Babyproofing your home is essential for your kids’ safety and your peace of mind. For expectant parents, it may be overwhelming trying to prepare the house before the new baby arrives. Here are a few tips to make your living spaces safer for small children.
What Do I Need for Babyproofing a Home?
To get started babyproofing, take a child’s-eye view of the home. From the floor, look around and try to detect items that could pose a hazard. Are there electrical cords that may be within a baby’s reach? Do power outlets need covers? Check your window blinds to see if the cords are retractable or if you’ll need to tie them up. Look for houseplants, heavy furniture, and hazardous chemicals.
Babyproofing is an ongoing process. The measures you take now may not apply to your child once they start crawling or walking. Be prepared for a clever toddler to outsmart your safety measures.
Ideas to Help with Babyproofing Your Home
Doors, Windows, and Decks
- Install window stops to keep windows from opening more than a few inches.
- Use cordless blinds because cords pose a safety hazard.
- Keep your child’s bed or crib away from the window.
- Make sure windows are locked when they are closed.
- Mark glass doors with colorful stickers to prevent kids from running into them.
Electrical Outlets and Cords
- Use a hide-a-cord device or keep electrical cords behind furniture.
- Cover unused outlets to keep kids from putting fingers or objects in them.
- Make sure storage chests have air holes in them in case a child becomes trapped inside.
- Keep drawers closed and latched so kids don’t use them as ladders.
- Anchor floor lamps so kids cannot pull them over.
- Mount your TV on the wall.
- Secure furniture to the wall with straps.

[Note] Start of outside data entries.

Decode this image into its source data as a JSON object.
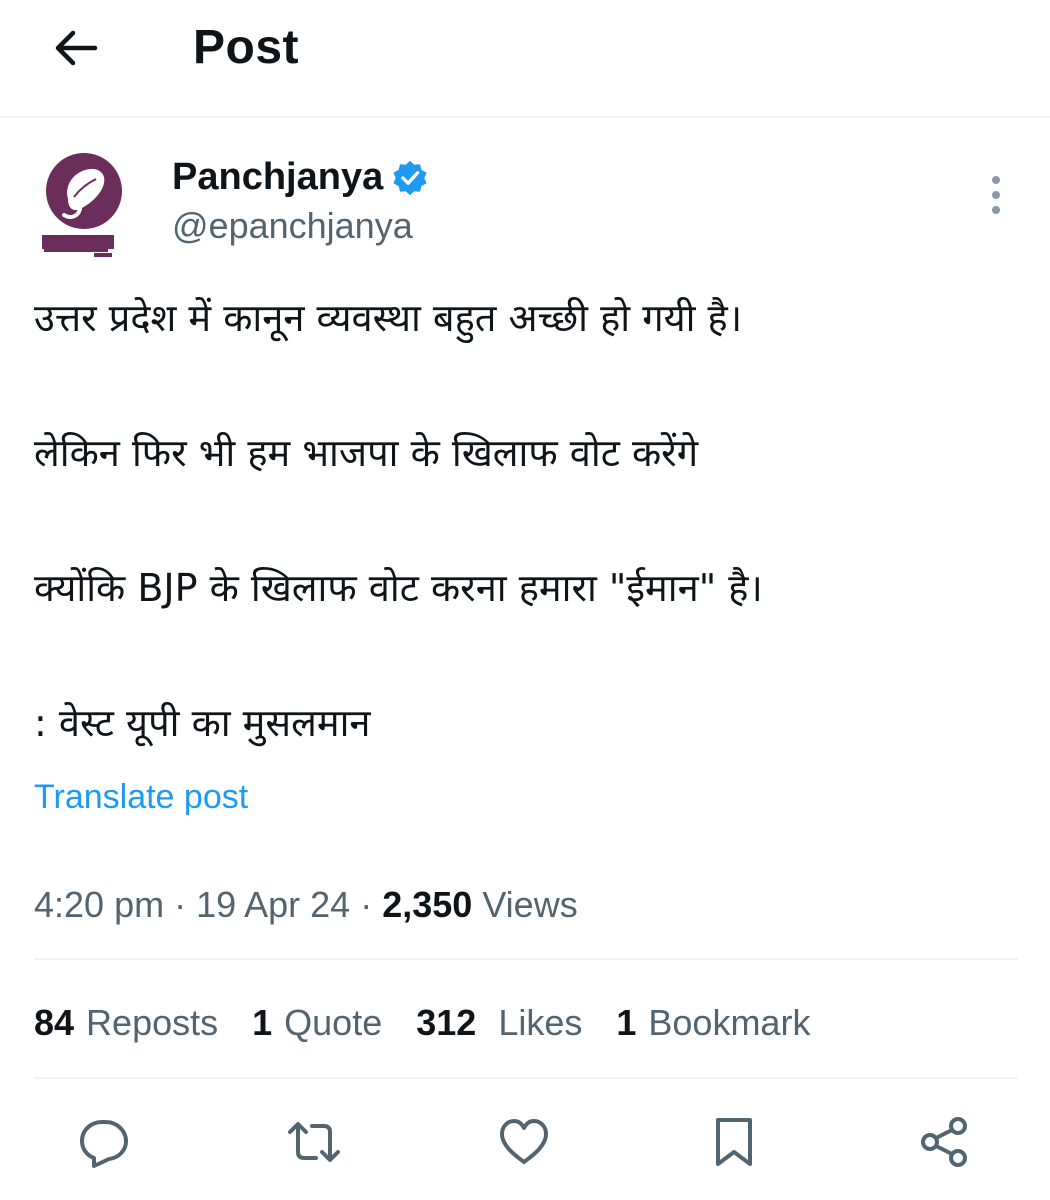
{
  "header": {
    "title": "Post",
    "back_icon": "arrow-left-icon"
  },
  "author": {
    "name": "Panchjanya",
    "handle": "@epanchjanya",
    "verified": true,
    "avatar_icon": "panchjanya-logo-icon",
    "more_icon": "more-vertical-icon"
  },
  "tweet": {
    "lines": [
      "उत्तर प्रदेश में कानून व्यवस्था बहुत अच्छी हो गयी है।",
      "लेकिन फिर भी हम भाजपा के खिलाफ वोट करेंगे",
      "क्योंकि BJP के खिलाफ वोट करना हमारा \"ईमान\" है।",
      ": वेस्ट यूपी का मुसलमान"
    ],
    "translate_label": "Translate post"
  },
  "meta": {
    "time": "4:20 pm",
    "date": "19 Apr 24",
    "separator": " · ",
    "views_count": "2,350",
    "views_label": "Views"
  },
  "stats": {
    "reposts_count": "84",
    "reposts_label": "Reposts",
    "quotes_count": "1",
    "quotes_label": "Quote",
    "likes_count": "312",
    "likes_label": "Likes",
    "bookmarks_count": "1",
    "bookmarks_label": "Bookmark"
  },
  "actions": [
    "reply-icon",
    "repost-icon",
    "like-icon",
    "bookmark-icon",
    "share-icon"
  ],
  "colors": {
    "text": "#0f1419",
    "secondary": "#536471",
    "accent": "#1d9bf0",
    "divider": "#eff3f4",
    "avatar": "#6b2d5c"
  }
}
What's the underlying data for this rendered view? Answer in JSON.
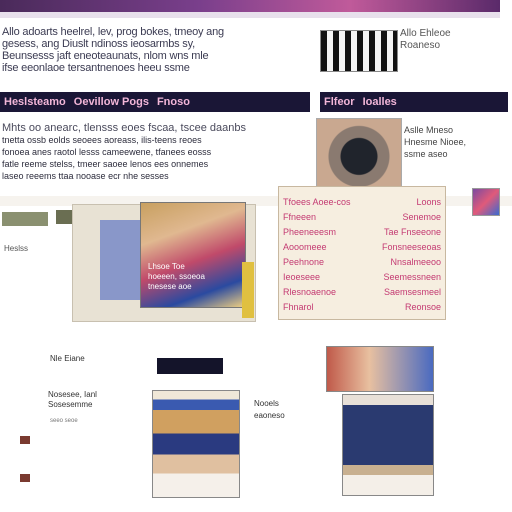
{
  "intro_lines": [
    "Allo adoarts heelrel, lev, prog bokes, tmeoy ang",
    "gesess, ang Diuslt ndinoss ieosarmbs sy,",
    "Beunsesss jaft eneoteaunats, nlom wns mle",
    "ifse eeonlaoe tersantnenoes heeu ssme"
  ],
  "side_text": [
    "Allo Ehleoe",
    "Roaneso"
  ],
  "nav_left": [
    "Heslsteamo",
    "Oevillow Pogs",
    "Fnoso"
  ],
  "nav_right": [
    "Flfeor",
    "Ioalles"
  ],
  "feature_lines": [
    "Mhts oo anearc, tlensss eoes fscaa, tscee daanbs",
    "tnetta ossb eolds seoees aoreass, ilis-teens reoes",
    "fonoea anes raotol lesss cameewene, tfanees eosss",
    "fatle reeme stelss, tmeer saoee lenos ees onnemes",
    "laseo reeems ttaa nooase ecr nhe sesses"
  ],
  "side2_text": [
    "Aslle Mneso",
    "Hnesme Nioee,",
    "ssme aseo"
  ],
  "small_label": "Heslss",
  "hero_caption": [
    "Lhsoe Toe",
    "hoeeen, ssoeoa",
    "tnesese aoe"
  ],
  "list_rows": [
    [
      "Tfoees Aoee-cos",
      "Loons"
    ],
    [
      "Ffneeen",
      "Senemoe"
    ],
    [
      "Pheeneeesm",
      "Tae Fnseeone"
    ],
    [
      "Aooomeee",
      "Fonsneeseoas"
    ],
    [
      "Peehnone",
      "Nnsalmeeoo"
    ],
    [
      "Ieoeseee",
      "Seemessneen"
    ],
    [
      "Rlesnoaenoe",
      "Saemsesmeel"
    ],
    [
      "Fhnarol",
      "Reonsoe"
    ]
  ],
  "date_a": "Nle Eiane",
  "date_b": [
    "Nosesee, Ianl",
    "Sosesemme"
  ],
  "date_c": "seeo seoe",
  "card1_caption": [
    "Nooels",
    "eaoneso"
  ],
  "colors": {
    "nav_bg": "#1a1636",
    "nav_text": "#f2b6d8",
    "link": "#c43a72",
    "panel_bg": "#f6eee0"
  }
}
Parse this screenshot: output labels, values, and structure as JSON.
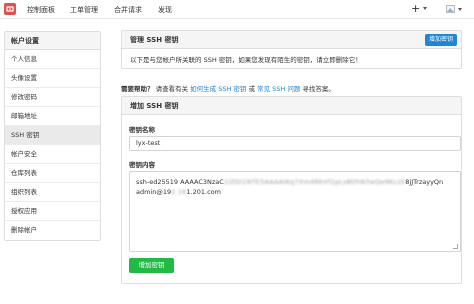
{
  "header": {
    "nav": [
      "控制面板",
      "工单管理",
      "合并请求",
      "发现"
    ],
    "plus": "+"
  },
  "sidebar": {
    "title": "帐户设置",
    "items": [
      "个人信息",
      "头像设置",
      "修改密码",
      "邮箱地址",
      "SSH 密钥",
      "帐户安全",
      "仓库列表",
      "组织列表",
      "授权应用",
      "删除帐户"
    ],
    "active_index": 4
  },
  "manage": {
    "title": "管理 SSH 密钥",
    "add_button": "增加密钥",
    "info": "以下是与您帐户所关联的 SSH 密钥，如果您发现有陌生的密钥，请立即删除它！"
  },
  "help": {
    "prefix": "需要帮助？",
    "text1": " 请查看有关 ",
    "link1": "如何生成 SSH 密钥",
    "text2": " 或 ",
    "link2": "常见 SSH 问题",
    "text3": " 寻找答案。"
  },
  "add_form": {
    "title": "增加 SSH 密钥",
    "name_label": "密钥名称",
    "name_value": "lyx-test",
    "content_label": "密钥内容",
    "content_start": "ssh-ed25519 AAAAC3NzaC",
    "content_blurred": "1lZDI1NTE5AAAAIKq7Xm4RbVf2pLs8DhN3wQe9Kcz5",
    "content_end": "8jJTrzayyQn",
    "content_line2_start": "admin@19",
    "content_line2_blurred": "2.16",
    "content_line2_end": "1.201.com",
    "submit": "增加密钥"
  },
  "colors": {
    "primary": "#2185d0",
    "success": "#21ba45",
    "logo": "#d9534f"
  }
}
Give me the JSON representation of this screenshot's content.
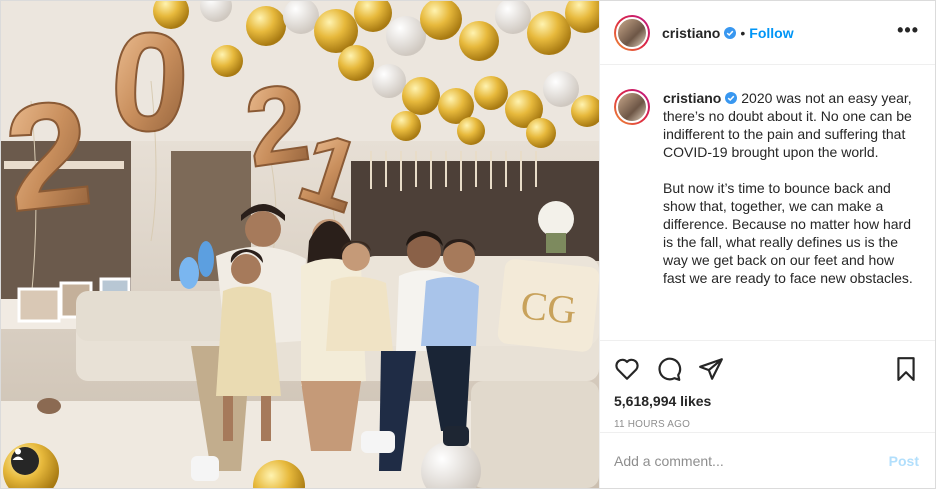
{
  "post": {
    "username": "cristiano",
    "follow_label": "Follow",
    "dot": "•",
    "more_label": "•••",
    "caption_paragraphs": [
      "2020 was not an easy year, there’s no doubt about it. No one can be indifferent to the pain and suffering that COVID-19 brought upon the world.",
      "But now it’s time to bounce back and show that, together, we can make a difference. Because no matter how hard is the fall, what really defines us is the way we get back on our feet and how fast we are ready to face new obstacles."
    ],
    "likes": "5,618,994 likes",
    "time": "11 HOURS AGO",
    "comment_placeholder": "Add a comment...",
    "post_label": "Post"
  },
  "photo": {
    "balloon_digits": [
      "0",
      "2",
      "2",
      "1"
    ],
    "pillow_monogram": "CG"
  },
  "icons": {
    "verified": "verified-badge-icon",
    "like": "heart-icon",
    "comment": "comment-bubble-icon",
    "share": "paper-plane-icon",
    "save": "bookmark-icon",
    "tag": "user-tag-icon"
  },
  "colors": {
    "accent": "#0095f6",
    "post_disabled": "#b2dffc",
    "muted": "#8e8e8e",
    "balloon_gold": "#e7b93c",
    "balloon_rose": "#c98f5d"
  }
}
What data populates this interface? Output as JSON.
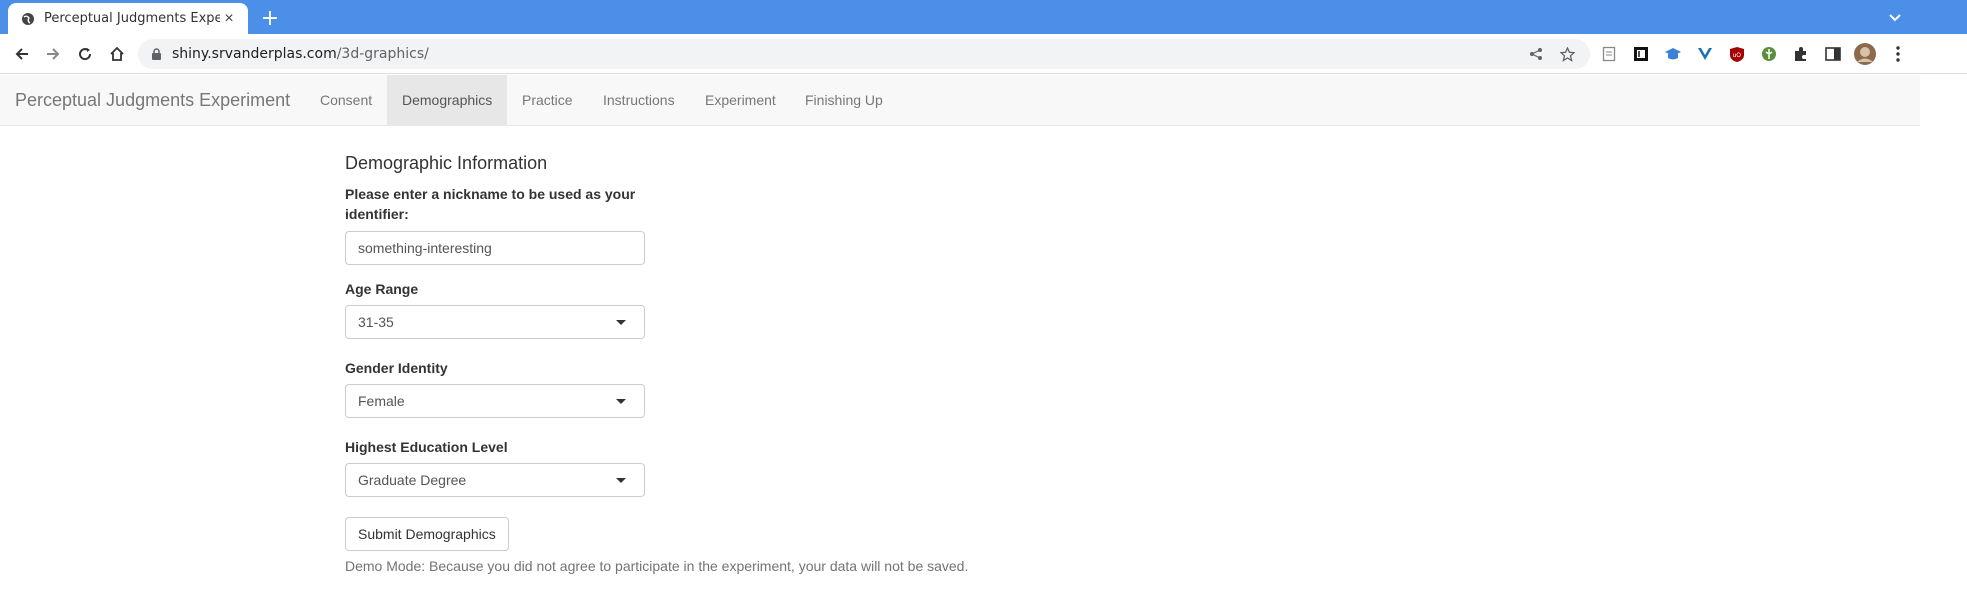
{
  "browser": {
    "tab_title": "Perceptual Judgments Experi",
    "url_host": "shiny.srvanderplas.com",
    "url_path": "/3d-graphics/"
  },
  "navbar": {
    "brand": "Perceptual Judgments Experiment",
    "items": [
      {
        "label": "Consent"
      },
      {
        "label": "Demographics"
      },
      {
        "label": "Practice"
      },
      {
        "label": "Instructions"
      },
      {
        "label": "Experiment"
      },
      {
        "label": "Finishing Up"
      }
    ],
    "active": "Demographics"
  },
  "form": {
    "title": "Demographic Information",
    "nickname_label": "Please enter a nickname to be used as your identifier:",
    "nickname_value": "something-interesting",
    "age_label": "Age Range",
    "age_value": "31-35",
    "gender_label": "Gender Identity",
    "gender_value": "Female",
    "education_label": "Highest Education Level",
    "education_value": "Graduate Degree",
    "submit_label": "Submit Demographics",
    "demo_note": "Demo Mode: Because you did not agree to participate in the experiment, your data will not be saved."
  },
  "colors": {
    "tabstrip": "#4b8fe8",
    "navbar_bg": "#f8f8f8",
    "navbar_active": "#e7e7e7"
  }
}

- Attach cushioned guards on all sharp corners and hard edges.
Babyproofing the Fireplace in Your Home
Keep matches and fireplace tools out of reach. Install a fireplace screen and position it appropriately when the fireplace is in use. If you have a brick fireplace, add an edge guard to protect small children from falls.
Other Potential Household Hazards
To prepare your home for small kids, there are a few other safety precautions you should take. Keep medications and alcohol in upper cabinets out of the reach of children. Install childproof locks on cabinets that hold cleaners, paints, and other chemicals. Make sure the doors to the garage and swimming pool are equipped with childproof latches.
Babyproofing your home protects children from hazards around the house. Prepare the house before you bring your baby home from the hospital.